Sunday, August 2, 2015

Swarming critics have got it wrong

There has been a near-hysterical reaction to comments by British Prime Minister, David Cameron that refugees were “swarming” across the Mediterranean into Europe and, more specifically, the United Kingdom.

Acting UK Opposition Labour Party Leader, Harriet Harman said Mr Cameron should remember he was talking about people, not insects.

Another leading Labour figure, Andy Burnham said use of the world was “a dog whistle – a silent call to those opposing migration”.

Advocacy Manger for the Refugee Council, Lisa Doyle said the use of the word was “dehumanising and shifted the blame away from politicians who have mishandled the crisis”.

Finally the Deputy Mayor of Calais, Philippe Mignonet described Mr Cameron’s words as “racist and extremist.”

Mr Cameron’s use of the word was not racist, extremist, dehumanising, likening people to insects or a dog whistle – whatever that meant.

“Swarm” is a perfectly acceptable word when used in relation to people, as any dictionary definition will inform. I quote but two:

The Concise Oxford Dictionary:  Large numbers or dense groups of insects, birds, small animals or persons moving about in a cluster or irregular body.

The Precise Macquarie Dictionary: A great number of things or people, especially in motion.

Forgive me for not being able to see anything offensive in those definitions. Swarm can indeed apply to many groups of animate objects in motion, including insects, but as Mr Cameron was obviously talking about people, it was ridiculous (or opportunistic) for Ms Harman to pick out insects.
How can it be a dehumanising term when by any definition swarm can apply to people?

As for the Deputy Mayor of Calais…well perhaps M Mignonet should be excused as English is not his first language, but he really should have done better research before sounding off to a British television news reporter.  

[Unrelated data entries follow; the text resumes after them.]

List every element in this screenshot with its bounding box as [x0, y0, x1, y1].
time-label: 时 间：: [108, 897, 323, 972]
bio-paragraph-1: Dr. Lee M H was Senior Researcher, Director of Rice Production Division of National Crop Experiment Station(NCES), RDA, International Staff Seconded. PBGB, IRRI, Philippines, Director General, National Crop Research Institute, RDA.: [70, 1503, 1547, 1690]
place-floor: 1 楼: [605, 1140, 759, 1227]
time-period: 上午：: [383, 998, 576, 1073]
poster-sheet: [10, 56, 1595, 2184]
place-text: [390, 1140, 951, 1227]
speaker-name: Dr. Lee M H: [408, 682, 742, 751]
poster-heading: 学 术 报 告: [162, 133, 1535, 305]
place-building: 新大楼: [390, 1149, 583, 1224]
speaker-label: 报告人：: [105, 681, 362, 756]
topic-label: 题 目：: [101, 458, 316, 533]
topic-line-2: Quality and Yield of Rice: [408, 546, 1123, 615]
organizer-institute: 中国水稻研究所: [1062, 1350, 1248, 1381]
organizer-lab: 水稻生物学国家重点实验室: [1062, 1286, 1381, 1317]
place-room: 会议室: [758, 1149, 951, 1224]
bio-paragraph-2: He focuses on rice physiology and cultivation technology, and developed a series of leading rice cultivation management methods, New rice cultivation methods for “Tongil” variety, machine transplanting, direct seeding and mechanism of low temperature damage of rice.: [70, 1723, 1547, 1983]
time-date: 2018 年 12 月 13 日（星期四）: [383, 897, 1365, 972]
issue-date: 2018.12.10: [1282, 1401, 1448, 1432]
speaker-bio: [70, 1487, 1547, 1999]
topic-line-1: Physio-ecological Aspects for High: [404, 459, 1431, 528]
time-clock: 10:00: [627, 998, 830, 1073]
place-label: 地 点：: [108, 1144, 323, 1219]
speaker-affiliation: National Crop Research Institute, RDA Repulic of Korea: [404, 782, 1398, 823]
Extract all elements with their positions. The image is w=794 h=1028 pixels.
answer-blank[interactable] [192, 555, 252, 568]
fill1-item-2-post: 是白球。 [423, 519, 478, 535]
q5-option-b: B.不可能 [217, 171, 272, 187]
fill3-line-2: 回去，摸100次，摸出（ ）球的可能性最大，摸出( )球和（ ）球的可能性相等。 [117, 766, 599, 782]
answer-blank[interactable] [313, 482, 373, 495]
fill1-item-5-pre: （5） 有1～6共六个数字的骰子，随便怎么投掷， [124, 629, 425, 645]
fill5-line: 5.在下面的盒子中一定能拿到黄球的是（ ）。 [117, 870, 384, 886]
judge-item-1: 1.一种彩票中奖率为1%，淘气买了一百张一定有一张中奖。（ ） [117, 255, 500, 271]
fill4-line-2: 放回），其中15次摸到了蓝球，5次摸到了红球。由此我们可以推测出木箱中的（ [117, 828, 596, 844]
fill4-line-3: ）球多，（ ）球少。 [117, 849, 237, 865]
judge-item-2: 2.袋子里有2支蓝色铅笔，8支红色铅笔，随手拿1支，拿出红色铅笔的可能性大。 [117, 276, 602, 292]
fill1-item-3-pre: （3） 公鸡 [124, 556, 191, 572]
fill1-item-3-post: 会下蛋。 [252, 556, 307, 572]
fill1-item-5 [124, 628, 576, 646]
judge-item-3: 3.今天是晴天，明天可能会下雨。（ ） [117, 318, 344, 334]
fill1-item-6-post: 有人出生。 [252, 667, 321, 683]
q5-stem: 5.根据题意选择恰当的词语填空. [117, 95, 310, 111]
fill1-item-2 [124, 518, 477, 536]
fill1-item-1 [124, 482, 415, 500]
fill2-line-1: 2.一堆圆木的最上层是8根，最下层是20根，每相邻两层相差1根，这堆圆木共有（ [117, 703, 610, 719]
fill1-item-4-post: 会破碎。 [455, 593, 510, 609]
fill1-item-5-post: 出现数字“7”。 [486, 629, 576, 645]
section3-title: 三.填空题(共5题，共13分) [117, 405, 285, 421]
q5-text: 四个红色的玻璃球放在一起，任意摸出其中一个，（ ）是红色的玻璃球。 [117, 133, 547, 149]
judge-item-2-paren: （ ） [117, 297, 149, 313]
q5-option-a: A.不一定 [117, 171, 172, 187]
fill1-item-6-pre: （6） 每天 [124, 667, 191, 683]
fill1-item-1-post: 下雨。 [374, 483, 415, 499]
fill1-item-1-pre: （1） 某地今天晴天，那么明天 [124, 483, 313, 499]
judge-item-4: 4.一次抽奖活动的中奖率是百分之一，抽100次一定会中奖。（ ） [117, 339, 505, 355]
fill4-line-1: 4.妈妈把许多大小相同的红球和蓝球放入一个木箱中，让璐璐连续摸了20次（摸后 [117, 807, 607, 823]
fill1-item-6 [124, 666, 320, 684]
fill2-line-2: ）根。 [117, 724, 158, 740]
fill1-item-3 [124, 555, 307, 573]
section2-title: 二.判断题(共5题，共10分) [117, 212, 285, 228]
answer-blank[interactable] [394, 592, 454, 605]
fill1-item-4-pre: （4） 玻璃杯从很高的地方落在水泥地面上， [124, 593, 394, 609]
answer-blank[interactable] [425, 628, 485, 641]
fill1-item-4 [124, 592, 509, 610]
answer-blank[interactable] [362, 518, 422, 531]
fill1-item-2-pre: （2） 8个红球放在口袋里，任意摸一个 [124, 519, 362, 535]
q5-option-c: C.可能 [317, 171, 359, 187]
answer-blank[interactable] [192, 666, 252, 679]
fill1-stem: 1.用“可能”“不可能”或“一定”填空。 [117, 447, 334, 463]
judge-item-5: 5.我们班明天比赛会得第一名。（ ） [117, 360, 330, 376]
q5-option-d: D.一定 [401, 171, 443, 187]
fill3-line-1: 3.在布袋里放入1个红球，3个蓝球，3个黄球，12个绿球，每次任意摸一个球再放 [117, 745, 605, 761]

Ms Doyle does have a point when she says politicians have mishandled the situation. The refugee crisis has been years in the making (remember the North-South dialogue we were supposed to be having back in the 1970s?).
Exactly what is happening today has been forecast by demographers, refugee advocates, and United Nations Agencies for the past 30 years. There has been at least one novel and popular film on the subject. 

There are two ways to meet this crisis: Let all the refugees in or be really serious about alleviating conditions in the countries they come from – and that does mean serious – not sinking a few wells in villages here and there.
Trying to stem the flow by force accompanied by rhetoric about protecting borders will only lead to more desperation, injury and death. To return to the initial subject of this article – actions do speak louder than words.